Politics

The Last, Best Hope for Conservatives

Gingrich says that’s him. Then why is Santorum riding high?

Newt Gingrich has been making the argument that he’s the true conservative alternative to Mitt Romney, yet Santorum has been more successful of late

Marc Piscotty/Getty Images.

At CPAC in 2011, Newt Gingrich took the stage to the stirring sound of Survivor’s 1980’s rock anthem “Eye of the Tiger.” He walked deliberately through the crowd. Here was Caesar returning from the wars. Tomorrow Gingrich will speak again at the same gathering, but the conservative who most deserves the dramatic, fist-pumping greeting is his presidential rival Rick Santorum: the lonely warrior who has triumphed without playing a soundtrack of self-regard, without the ready millions of Gingrich’s gambling-magnate patron, and despite more derision from the elite media than Gingrich has faced. 
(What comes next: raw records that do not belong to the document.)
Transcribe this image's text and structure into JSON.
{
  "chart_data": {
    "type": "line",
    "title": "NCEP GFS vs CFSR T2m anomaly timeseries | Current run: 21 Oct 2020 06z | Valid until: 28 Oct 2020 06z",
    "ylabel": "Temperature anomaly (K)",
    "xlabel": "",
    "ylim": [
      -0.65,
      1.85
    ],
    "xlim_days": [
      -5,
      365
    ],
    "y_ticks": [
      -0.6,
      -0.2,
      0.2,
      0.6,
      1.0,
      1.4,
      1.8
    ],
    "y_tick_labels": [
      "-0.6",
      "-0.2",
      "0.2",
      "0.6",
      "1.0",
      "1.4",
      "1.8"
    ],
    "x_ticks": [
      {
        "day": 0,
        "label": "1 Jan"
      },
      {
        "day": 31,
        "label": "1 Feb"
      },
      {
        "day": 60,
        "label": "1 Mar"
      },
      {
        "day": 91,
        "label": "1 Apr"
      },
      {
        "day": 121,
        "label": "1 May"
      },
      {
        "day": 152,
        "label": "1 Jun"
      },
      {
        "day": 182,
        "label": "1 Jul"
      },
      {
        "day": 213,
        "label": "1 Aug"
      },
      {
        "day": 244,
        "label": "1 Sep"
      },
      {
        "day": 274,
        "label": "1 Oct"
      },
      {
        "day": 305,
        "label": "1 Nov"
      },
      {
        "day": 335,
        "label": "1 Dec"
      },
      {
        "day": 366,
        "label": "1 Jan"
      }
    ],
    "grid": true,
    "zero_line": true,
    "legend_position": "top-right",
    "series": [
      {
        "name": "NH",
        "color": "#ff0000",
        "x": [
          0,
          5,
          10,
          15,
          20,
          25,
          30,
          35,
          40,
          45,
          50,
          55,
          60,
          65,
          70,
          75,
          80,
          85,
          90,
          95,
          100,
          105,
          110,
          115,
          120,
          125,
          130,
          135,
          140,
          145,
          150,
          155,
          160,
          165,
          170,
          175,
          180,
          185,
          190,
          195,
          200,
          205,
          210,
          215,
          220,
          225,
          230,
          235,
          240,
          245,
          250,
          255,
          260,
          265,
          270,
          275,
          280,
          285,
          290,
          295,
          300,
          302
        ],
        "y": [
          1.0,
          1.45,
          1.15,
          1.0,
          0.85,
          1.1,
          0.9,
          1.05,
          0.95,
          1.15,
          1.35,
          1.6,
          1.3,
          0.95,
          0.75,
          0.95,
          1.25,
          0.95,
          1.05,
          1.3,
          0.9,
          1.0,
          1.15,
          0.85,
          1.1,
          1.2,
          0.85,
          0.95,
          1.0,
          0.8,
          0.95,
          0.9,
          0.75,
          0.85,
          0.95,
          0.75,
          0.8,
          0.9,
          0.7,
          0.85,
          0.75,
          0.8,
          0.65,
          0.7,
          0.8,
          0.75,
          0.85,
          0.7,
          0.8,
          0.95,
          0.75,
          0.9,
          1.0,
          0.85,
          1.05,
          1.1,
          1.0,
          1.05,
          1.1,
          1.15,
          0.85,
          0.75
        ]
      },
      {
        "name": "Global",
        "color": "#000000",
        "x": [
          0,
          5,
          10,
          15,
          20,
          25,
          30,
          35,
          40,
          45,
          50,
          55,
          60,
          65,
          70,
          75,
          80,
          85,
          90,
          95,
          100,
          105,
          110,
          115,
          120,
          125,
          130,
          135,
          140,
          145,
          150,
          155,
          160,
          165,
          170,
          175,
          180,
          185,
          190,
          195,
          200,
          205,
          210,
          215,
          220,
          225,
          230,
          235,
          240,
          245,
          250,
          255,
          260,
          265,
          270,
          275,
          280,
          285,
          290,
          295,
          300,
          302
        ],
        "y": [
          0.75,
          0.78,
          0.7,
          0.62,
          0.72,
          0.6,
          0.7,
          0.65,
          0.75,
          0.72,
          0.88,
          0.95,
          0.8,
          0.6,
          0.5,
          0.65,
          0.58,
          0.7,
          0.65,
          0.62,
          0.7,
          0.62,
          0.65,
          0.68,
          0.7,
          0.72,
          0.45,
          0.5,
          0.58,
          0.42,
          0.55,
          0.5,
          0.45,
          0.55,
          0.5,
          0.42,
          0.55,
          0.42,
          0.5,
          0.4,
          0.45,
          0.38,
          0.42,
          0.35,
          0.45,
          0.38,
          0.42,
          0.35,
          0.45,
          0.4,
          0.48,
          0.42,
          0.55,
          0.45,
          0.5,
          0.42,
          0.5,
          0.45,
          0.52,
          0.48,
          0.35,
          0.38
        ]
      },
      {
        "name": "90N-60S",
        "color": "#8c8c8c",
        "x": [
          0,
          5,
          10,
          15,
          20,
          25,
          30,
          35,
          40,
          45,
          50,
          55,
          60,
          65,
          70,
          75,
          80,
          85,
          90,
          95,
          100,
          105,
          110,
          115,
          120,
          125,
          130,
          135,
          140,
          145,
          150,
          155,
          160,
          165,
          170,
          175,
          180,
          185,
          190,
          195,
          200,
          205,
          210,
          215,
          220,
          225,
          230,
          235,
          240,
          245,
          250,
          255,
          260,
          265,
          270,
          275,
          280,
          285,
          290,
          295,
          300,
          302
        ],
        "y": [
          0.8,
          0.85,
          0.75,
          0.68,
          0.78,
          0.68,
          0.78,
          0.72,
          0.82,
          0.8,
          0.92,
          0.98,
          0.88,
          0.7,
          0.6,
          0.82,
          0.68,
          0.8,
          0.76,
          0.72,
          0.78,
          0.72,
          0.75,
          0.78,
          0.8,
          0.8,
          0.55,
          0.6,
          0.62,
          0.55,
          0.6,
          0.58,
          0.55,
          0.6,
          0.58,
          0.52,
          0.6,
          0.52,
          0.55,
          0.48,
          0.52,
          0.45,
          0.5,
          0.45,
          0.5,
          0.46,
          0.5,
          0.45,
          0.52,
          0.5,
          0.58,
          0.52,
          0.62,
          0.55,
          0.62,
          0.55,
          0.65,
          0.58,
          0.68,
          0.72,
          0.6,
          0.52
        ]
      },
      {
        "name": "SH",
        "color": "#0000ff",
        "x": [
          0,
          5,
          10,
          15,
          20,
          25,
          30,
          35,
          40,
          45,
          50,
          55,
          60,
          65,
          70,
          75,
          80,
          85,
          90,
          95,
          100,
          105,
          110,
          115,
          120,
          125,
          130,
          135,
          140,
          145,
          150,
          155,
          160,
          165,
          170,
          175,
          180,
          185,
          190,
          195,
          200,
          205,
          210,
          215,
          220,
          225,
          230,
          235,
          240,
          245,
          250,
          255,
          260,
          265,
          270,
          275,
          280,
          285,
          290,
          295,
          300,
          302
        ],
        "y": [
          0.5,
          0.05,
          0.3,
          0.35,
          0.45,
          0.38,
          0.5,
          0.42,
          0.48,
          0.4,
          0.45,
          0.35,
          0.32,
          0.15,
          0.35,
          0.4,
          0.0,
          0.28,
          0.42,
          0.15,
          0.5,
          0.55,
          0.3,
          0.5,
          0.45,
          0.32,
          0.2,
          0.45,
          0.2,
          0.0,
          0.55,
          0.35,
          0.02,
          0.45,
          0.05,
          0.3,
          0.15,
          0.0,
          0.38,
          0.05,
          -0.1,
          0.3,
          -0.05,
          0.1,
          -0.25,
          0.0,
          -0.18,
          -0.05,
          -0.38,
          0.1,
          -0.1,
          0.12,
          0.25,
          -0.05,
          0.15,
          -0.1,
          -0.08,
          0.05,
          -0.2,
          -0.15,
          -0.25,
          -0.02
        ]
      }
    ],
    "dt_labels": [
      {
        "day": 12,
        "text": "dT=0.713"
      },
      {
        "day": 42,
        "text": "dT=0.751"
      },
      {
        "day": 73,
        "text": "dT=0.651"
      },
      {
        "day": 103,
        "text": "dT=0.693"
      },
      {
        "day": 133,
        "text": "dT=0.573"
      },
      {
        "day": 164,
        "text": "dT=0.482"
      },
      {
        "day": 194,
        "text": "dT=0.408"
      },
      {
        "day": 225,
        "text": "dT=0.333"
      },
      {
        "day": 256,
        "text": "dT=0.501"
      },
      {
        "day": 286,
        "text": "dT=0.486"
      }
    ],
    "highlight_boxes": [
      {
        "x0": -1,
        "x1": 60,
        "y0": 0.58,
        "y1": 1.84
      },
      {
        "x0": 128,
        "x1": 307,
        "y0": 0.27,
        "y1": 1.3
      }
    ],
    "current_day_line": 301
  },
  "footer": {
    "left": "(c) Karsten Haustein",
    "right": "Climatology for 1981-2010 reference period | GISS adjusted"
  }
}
Has Rick Santorum eclipsed Newt Gingrich as the conservative alternative to Mitt Romney? Santorum didn’t just pull off a hat trick in Colorado, Minnesota, and Missouri, he trounced Newt Gingrich, besting him by more than 20 points in each state. Those victories appear to have been the start of a conservative rallying toward a single candidate. If that’s so, Gingrich should take the advice he was just a week ago offering Santorum: Get out of the race now to ensure that there is a single conservative alternative to Mitt Romney. 

Rick Santorum’s success Tuesday was an embarrassment to Mitt Romney, but the good news for Romney is that it set up a dynamic that benefits him. Gingrich and Santorum will continue to split the anti-Romney vote, giving the front-runner an even better chance to win future contests. But if there were ever a sole alternative to Romney, that person would pose a more serious threat. 

Here’s how one GOP strategist put it: “The longer conservatives stay split, the harder it is going to be for us to [beat Romney]. And I think that we risk not being able to beat Obama unless we get a conservative.” That strategist was Newt Gingrich. He followed up by saying, “I have to win the nomination.”

Gingrich’s argument for prevailing is that he has people power over Mitt Romney’s money power. It’s a dubious claim since his super PAC has received $10 million from a single Las Vegas couple, but let’s forget that for the moment and pretend it’s true. The Gingrich strategy is that the grassroots will rise up and propel his candidacy because they know Romney is not a true conservative and they like Gingrich’s conservative message. That is a powerful pitch. It makes Romney’s money seem like a liability—it may make him look strong but it’s not authentic strength. The message also boosts Gingrich’s allure: He will ride aloft the passions of the conservative masses. 

It’s a good strategy—and it’s happening! The problem for Gingrich is that it’s happening to Rick Santorum. Usually the former speaker would blame the subway-riding elite media for this phenomenon, but if there’s a candidate who has been counted out even more than Gingrich it’s Santorum. (Of course, this could be a part of the media’s diabolical plot to keep the race interesting, but that would have required infiltrating the electorates of the three states that voted for Santorum, which we’re just not organized to do.)

The former Pennsylvania senator won without a big war chest and he did it with the “little engine that could” spunk that has characterized his candidacy. Gingrich, in the same period, has only soured his brand. His post-Las Vegas press conference was full of bitterness. “The way he has revived himself in the past,” says GOP pollster Whit Ayers, “is as a big picture visionary talking about uniting the party around his vision as opposed to the angry Newt whining about attacks on him.”

The good news for Mitt Romney is that Newt Gingrich is unlikely to follow his own advice. He will take the stage at CPAC on Friday looking to reignite the spark that once propelled his campaign. However it goes, Newt will stay in the race and keep splitting the anti-Romney vote. If he really wants to do Romney a favor, he’ll start attacking Santorum. And even if Santorum steals the spotlight at CPAC, why would Gingrich get out? He Gingrich is at his best when people are predicting his doom. Indeed, perhaps he is sinking himself so far beneath the shale in order to make his rebirth all the more dramatic. But if conservatives have already moved on and picked Rick Santorum as their true conservative champion, then this year the Survivor song remembered may be the band’s less well-known anthem: “The Search Is Over.”